Table S1. Astex Pose Reproduction Statistics of Rmsd values of the Top Grid Scored Poses by Sets of Site Index.Site index /
No. sitesa / Subset
Size / Symmetry rmsd (Å) / Success%
Min / Max / Mean / Std Dev / Median
1/1 / 48 / 0.24 / 8.60 / 2.11 / 2.28 / 0.99 / 64.6
1/ ≥ 2 / 37 / 0.28 / 15.25 / 2.52 / 3.19 / 1.03 / 67.6
2/ ≥ 2 / 37 / 0.24 / 10.37 / 2.20 / 2.58 / 0.89 / 70.3
1/ ≥ 3 / 9 / 0.51 / 4.63 / 1.61 / 1.35 / 0.77 / 66.7
2/ ≥ 3 / 9 / 0.24 / 5.42 / 1.50 / 1.56 / 0.89 / 77.8
3/ ≥ 3 / 9 / 0.37 / 4.72 / 1.89 / 1.52 / 0.86 / 55.6
1/ ≥ 4 / 8 / 0.51 / 4.63 / 1.72 / 1.40 / 0.93 / 62.5
2/ ≥ 4 / 8 / 0.24 / 5.42 / 1.58 / 1.64 / 0.94 / 75.0
3/ ≥ 4 / 8 / 0.37 / 4.72 / 1.71 / 1.51 / 0.79 / 62.5
4/ ≥ 4 / 8 / 0.32 / 10.84 / 2.27 / 3.29 / 1.02 / 75.0
aData from RU/ASTEX SUP docking runs. Multi site set.

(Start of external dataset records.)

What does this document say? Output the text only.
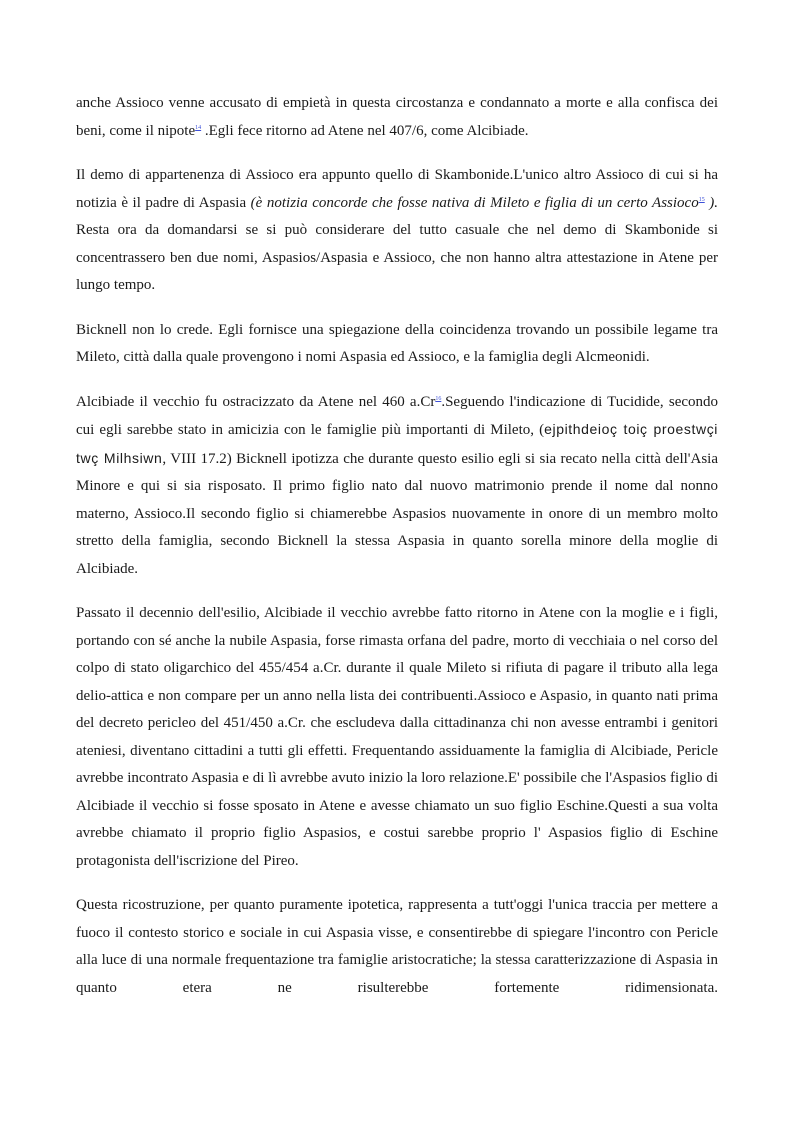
anche Assioco venne accusato di empietà in questa circostanza e condannato a morte e alla confisca dei beni, come il nipote$^{14}$ .Egli fece ritorno ad Atene nel 407/6, come Alcibiade.

Il demo di appartenenza di Assioco era appunto quello di Skambonide.L'unico altro Assioco di cui si ha notizia è il padre di Aspasia (è notizia concorde che fosse nativa di Mileto e figlia di un certo Assioco$^{15}$ ). Resta ora da domandarsi se si può considerare del tutto casuale che nel demo di Skambonide si concentrassero ben due nomi, Aspasios/Aspasia e Assioco, che non hanno altra attestazione in Atene per lungo tempo.

Bicknell non lo crede. Egli fornisce una spiegazione della coincidenza trovando un possibile legame tra Mileto, città dalla quale provengono i nomi Aspasia ed Assioco, e la famiglia degli Alcmeonidi.

Alcibiade il vecchio fu ostracizzato da Atene nel 460 a.Cr$^{16}$.Seguendo l'indicazione di Tucidide, secondo cui egli sarebbe stato in amicizia con le famiglie più importanti di Mileto, (ejpithdeioç toiç proestwçi twç Milhsiwn, VIII 17.2) Bicknell ipotizza che durante questo esilio egli si sia recato nella città dell'Asia Minore e qui si sia risposato. Il primo figlio nato dal nuovo matrimonio prende il nome dal nonno materno, Assioco.Il secondo figlio si chiamerebbe Aspasios nuovamente in onore di un membro molto stretto della famiglia, secondo Bicknell la stessa Aspasia in quanto sorella minore della moglie di Alcibiade.

Passato il decennio dell'esilio, Alcibiade il vecchio avrebbe fatto ritorno in Atene con la moglie e i figli, portando con sé anche la nubile Aspasia, forse rimasta orfana del padre, morto di vecchiaia o nel corso del colpo di stato oligarchico del 455/454 a.Cr. durante il quale Mileto si rifiuta di pagare il tributo alla lega delio-attica e non compare per un anno nella lista dei contribuenti.Assioco e Aspasio, in quanto nati prima del decreto pericleo del 451/450 a.Cr. che escludeva dalla cittadinanza chi non avesse entrambi i genitori ateniesi, diventano cittadini a tutti gli effetti. Frequentando assiduamente la famiglia di Alcibiade, Pericle avrebbe incontrato Aspasia e di lì avrebbe avuto inizio la loro relazione.E' possibile che l'Aspasios figlio di Alcibiade il vecchio si fosse sposato in Atene e avesse chiamato un suo figlio Eschine.Questi a sua volta avrebbe chiamato il proprio figlio Aspasios, e costui sarebbe proprio l' Aspasios figlio di Eschine protagonista dell'iscrizione del Pireo.

Questa ricostruzione, per quanto puramente ipotetica, rappresenta a tutt'oggi l'unica traccia per mettere a fuoco il contesto storico e sociale in cui Aspasia visse, e consentirebbe di spiegare l'incontro con Pericle alla luce di una normale frequentazione tra famiglie aristocratiche; la stessa caratterizzazione di Aspasia in quanto etera ne risulterebbe fortemente ridimensionata.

Potentially Problematic Sites. The organizers noted that 22/85 systems had significant structural problems, including crystal contacts with the ligand, alternate side chain atom contacts with the ligand, and little or no density for residues or cofactors in the active site. Also three ligands had alternate conformations. The total number of binding sites affected is 41/147. The organizers requested an analysis of the impact of these problems on the results. For this set of sites, Table S2 shows the statistics of the top scored rmsds for the grid score RU/ASTEX SUP protocol. For each set, statistics are based on only a single DOCK run (random seed 0). Surprisingly, the success rate obtained of 73.2% for this set of 41 is higher than the 68.0% obtained for the total ASTEX SUP/RU set of 147. Thus, if structural problems are present, the overall docking results, in this case, do not appear to be adversely affected. In addition, the organizers reported that there was a mistake in the stereochemistry for three of the ligands in the data set they provided (1gpk, 1hvy, and 1s3v). The effect of this on the reported results is unclear.